Outro dia, andava eu pelas ruas
da cidade quando, de repente, me deparo com um ser - só assim podia eu definir
- do outro lado da calçada, com suas calças desbotadas e uma aparência... uma
aparência... como posso dizer... uma aparência... um tanto quan-to...
estranha, digo assim.
De início, achei estranho, pois me olhava de uma maneira penetrante, que me envolvia de uma forma que não sabia eu explicar. Fui diminuindo meus olhos, franzindo já a testa, até conseguir analisá-la um pouco melhor. Feito. Era uma mulher, pude então reconhecer. Uma mulher que tinha por volta dos seus cinquenta e poucos anos; estava com aquela sua roupa suja - só depois pude reparar que também não levava calçados em seus pés - e seu cabelo... desgrenhado.
E aquele olhar ficou em minha mente. Passou terça... quarta... quinta; passou também a sexta. Já na manhã de sábado, quando me direcionava à famosa padaria do bairro, mais uma vez, para minha surpresa, os olhos penetrantes daquela misteriosa mulher me invadiam. Antes até que isso acontecesse, já caminhava em direção ao pão fresco do dia pensando naquela imagem estagnada em meu pensamento. (Que olhar poderia ser aquele!)

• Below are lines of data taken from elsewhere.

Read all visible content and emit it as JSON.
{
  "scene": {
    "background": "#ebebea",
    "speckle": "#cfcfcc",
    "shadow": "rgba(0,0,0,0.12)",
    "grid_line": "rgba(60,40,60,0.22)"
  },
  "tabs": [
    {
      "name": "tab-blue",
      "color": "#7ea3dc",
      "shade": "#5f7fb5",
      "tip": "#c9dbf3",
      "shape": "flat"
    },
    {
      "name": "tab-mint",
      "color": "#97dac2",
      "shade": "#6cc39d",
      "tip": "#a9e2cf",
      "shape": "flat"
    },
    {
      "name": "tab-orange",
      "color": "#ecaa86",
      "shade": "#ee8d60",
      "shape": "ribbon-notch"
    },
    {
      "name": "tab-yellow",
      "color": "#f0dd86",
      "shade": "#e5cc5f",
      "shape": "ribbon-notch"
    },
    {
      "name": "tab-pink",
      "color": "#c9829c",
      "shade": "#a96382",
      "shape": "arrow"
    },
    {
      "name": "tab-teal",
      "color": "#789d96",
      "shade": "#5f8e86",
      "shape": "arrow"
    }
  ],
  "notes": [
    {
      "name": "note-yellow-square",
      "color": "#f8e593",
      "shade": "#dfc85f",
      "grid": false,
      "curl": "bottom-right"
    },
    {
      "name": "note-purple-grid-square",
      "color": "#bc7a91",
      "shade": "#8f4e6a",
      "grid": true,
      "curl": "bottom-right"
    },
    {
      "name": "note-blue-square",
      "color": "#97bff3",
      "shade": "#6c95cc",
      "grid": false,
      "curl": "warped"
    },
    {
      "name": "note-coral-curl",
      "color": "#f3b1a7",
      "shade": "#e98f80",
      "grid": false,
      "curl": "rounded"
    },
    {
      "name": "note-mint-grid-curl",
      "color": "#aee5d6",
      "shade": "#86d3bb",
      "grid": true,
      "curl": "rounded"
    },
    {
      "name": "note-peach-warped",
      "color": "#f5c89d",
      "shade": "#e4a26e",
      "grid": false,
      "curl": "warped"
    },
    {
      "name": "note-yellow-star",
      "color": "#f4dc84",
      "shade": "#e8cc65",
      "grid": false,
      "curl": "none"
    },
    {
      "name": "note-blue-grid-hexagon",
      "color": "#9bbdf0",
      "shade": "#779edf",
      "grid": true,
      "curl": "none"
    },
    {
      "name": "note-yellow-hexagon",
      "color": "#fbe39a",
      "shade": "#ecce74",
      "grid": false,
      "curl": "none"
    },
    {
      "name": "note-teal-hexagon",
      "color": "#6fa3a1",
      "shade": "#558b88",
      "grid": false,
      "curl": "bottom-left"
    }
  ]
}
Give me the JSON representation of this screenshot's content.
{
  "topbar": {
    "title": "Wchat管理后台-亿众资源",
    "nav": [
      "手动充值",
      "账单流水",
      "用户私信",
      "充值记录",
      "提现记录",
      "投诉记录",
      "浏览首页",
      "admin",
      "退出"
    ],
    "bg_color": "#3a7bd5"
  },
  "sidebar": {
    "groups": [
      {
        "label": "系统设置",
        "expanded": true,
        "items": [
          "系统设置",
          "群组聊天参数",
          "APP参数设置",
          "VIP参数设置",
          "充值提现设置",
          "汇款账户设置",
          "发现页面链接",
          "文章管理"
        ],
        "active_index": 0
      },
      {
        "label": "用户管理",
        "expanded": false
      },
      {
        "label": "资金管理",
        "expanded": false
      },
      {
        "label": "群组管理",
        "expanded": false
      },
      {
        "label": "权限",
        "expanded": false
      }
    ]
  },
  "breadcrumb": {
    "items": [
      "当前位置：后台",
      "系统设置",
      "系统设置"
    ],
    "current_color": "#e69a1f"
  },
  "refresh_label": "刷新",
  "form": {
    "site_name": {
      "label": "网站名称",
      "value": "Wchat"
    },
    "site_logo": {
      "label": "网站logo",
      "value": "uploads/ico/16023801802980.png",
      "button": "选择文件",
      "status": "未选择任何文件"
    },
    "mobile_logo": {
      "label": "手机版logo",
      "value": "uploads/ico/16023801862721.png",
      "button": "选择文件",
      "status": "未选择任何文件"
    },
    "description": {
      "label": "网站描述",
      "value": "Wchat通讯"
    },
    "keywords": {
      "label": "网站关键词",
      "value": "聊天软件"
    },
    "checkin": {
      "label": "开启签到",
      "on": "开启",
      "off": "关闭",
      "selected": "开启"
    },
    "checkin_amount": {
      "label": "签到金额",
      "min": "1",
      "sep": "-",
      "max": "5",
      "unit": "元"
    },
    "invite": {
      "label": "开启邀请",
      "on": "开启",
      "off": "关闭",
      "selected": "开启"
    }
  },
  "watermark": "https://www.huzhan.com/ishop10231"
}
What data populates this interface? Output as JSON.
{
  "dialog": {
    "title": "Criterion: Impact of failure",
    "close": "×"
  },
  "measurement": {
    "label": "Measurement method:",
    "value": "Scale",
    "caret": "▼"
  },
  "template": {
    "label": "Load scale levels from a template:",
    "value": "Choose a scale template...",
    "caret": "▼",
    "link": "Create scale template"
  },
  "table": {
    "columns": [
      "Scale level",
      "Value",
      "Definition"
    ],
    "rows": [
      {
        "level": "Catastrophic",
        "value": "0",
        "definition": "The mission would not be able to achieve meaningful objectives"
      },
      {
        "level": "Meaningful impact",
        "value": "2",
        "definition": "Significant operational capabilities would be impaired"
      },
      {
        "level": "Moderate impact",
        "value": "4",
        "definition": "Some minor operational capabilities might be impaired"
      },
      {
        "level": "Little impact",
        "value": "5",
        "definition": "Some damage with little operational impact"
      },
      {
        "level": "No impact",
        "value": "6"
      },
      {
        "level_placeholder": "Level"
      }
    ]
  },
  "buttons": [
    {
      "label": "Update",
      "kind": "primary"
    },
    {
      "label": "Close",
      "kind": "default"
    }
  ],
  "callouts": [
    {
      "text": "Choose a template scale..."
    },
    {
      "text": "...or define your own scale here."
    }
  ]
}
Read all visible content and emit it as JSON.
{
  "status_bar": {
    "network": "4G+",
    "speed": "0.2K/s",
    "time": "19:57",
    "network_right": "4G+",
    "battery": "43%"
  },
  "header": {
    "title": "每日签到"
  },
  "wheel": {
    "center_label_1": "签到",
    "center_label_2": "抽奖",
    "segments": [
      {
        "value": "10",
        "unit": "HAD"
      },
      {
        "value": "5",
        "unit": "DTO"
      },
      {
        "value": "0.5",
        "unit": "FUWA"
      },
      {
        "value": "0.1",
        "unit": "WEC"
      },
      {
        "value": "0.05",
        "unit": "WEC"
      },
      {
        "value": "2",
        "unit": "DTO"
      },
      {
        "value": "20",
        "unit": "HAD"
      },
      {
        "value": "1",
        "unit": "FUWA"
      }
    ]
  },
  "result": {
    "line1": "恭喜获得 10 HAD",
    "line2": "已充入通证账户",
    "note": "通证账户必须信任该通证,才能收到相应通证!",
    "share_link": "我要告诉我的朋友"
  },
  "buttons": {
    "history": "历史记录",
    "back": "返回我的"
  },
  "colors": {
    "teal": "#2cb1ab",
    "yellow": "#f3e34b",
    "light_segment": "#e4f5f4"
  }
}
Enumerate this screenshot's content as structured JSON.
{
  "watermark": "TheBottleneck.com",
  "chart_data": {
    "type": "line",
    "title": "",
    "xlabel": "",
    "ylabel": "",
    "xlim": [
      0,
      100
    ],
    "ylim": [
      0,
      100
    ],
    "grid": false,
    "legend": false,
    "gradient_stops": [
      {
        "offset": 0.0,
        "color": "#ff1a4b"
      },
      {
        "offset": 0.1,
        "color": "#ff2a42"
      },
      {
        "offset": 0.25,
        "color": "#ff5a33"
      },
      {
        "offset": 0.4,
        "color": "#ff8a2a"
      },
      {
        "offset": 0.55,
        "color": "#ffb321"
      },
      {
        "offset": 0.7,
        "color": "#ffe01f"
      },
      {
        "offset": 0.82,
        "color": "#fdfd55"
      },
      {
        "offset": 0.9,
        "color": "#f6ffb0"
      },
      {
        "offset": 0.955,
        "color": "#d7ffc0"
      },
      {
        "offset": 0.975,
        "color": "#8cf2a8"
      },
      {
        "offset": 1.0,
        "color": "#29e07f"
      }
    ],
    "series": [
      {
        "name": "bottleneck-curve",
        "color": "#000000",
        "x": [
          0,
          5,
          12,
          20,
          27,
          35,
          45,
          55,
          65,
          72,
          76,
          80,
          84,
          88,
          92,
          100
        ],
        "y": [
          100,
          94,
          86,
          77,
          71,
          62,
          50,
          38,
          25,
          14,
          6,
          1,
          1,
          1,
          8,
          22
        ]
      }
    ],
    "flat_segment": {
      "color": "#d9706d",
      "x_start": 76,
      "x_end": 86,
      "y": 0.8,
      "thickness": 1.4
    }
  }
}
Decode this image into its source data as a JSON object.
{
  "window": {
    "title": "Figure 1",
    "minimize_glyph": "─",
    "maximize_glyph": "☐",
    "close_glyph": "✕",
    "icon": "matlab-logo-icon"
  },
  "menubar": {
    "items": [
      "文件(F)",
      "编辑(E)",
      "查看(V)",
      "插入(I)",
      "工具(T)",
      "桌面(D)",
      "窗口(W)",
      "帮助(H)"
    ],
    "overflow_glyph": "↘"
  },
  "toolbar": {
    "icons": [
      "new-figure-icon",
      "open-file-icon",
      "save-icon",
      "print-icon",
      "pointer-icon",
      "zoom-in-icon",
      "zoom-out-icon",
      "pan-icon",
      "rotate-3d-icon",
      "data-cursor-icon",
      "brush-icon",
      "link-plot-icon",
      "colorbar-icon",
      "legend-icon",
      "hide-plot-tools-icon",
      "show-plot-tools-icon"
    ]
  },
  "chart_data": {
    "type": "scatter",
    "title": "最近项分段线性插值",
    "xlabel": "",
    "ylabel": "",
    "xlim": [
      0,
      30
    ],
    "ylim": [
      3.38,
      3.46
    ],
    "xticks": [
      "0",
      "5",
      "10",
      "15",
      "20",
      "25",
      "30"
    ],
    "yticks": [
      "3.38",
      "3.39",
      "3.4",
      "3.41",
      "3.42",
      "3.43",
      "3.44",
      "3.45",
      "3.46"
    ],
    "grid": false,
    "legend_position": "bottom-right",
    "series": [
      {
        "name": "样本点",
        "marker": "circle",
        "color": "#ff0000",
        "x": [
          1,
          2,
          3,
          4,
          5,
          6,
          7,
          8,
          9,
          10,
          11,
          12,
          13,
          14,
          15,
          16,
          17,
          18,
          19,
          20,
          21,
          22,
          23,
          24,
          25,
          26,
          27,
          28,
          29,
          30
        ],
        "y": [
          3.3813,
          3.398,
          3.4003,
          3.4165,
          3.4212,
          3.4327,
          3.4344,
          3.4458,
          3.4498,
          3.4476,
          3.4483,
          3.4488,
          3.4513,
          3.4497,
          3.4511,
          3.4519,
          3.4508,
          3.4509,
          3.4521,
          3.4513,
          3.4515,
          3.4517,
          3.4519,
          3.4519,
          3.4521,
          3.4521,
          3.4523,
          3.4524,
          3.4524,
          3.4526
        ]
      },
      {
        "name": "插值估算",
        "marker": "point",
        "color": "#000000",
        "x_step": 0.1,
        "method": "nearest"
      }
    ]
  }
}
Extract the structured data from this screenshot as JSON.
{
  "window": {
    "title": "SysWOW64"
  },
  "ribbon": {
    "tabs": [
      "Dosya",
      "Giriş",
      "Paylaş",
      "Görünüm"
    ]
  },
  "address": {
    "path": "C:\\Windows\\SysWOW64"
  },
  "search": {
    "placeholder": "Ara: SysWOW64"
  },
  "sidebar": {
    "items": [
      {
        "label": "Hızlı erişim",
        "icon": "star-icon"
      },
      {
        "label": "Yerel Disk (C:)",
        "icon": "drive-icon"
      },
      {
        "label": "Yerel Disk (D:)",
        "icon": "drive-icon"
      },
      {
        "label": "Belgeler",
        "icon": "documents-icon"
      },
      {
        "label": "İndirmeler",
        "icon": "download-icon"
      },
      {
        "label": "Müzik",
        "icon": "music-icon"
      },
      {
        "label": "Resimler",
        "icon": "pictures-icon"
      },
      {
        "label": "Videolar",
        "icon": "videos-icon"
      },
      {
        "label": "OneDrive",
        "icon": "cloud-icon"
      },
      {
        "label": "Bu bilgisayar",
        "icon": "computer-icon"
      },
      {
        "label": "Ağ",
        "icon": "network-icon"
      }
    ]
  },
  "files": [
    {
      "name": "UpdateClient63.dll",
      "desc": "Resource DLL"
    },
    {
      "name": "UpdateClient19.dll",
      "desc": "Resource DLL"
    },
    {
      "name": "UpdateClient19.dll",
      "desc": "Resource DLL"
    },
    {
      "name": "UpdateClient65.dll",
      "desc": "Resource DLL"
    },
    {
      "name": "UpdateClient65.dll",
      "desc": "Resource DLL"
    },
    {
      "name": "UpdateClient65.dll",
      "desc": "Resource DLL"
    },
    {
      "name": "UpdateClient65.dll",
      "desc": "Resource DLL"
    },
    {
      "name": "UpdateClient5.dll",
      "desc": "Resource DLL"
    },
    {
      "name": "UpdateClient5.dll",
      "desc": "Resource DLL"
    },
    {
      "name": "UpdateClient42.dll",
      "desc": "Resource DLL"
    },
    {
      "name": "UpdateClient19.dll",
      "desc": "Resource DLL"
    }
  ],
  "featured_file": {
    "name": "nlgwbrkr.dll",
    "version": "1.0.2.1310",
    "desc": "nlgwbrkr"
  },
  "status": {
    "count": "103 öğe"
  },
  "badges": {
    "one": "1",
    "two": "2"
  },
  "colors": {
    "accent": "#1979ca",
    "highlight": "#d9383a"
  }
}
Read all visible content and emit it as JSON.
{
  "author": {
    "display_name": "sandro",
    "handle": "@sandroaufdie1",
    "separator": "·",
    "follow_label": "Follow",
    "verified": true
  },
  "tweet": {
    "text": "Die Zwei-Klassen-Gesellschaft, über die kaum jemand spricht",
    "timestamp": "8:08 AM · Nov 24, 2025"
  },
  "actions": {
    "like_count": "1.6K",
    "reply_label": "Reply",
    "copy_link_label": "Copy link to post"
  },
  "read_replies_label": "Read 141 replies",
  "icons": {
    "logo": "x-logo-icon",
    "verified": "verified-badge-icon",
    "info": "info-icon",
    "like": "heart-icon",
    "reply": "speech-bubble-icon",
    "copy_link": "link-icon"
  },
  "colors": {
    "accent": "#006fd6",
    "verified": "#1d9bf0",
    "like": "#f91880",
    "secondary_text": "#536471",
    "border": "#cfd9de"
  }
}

Dessa vez, então, um "Bom dia!" pude ouvir bem de fundo. Um "Bom dia!" diferente, com um quê de verdade, sabe... não aquele "Bom dia!" artificial, que damos a qualquer momento do dia a qualquer criatura que passe por nosso caminho. Não, aquele não era esse mesmo “Bom dia!”, ele era diferente, entrava pelos ouvidos com ar de desejo mesmo. [Mas por que um “Bom dia!” se o dia não parecia tão bom assim para ela?] E isso me intrigava. Parei. Pensei. Franzi a testa uma vez mais. Falei também: “Bom Dia!” E ela, então, sorriu. O meu não era tão quanto. Era muito menos que. Eu mesmo senti que era bem menos (que). Situação! Mas bastou.
Voltei a andar pelas ruas dessa
mesma cidade. Um outro olhar. Minha percepção... não mais a mesma. O caminho,
sim, esse era o mesmo. A padaria, os carros, homens, mulheres, ruas e “Bons dias!”. A
diferença agora estava em mim. Mudei. Cresci.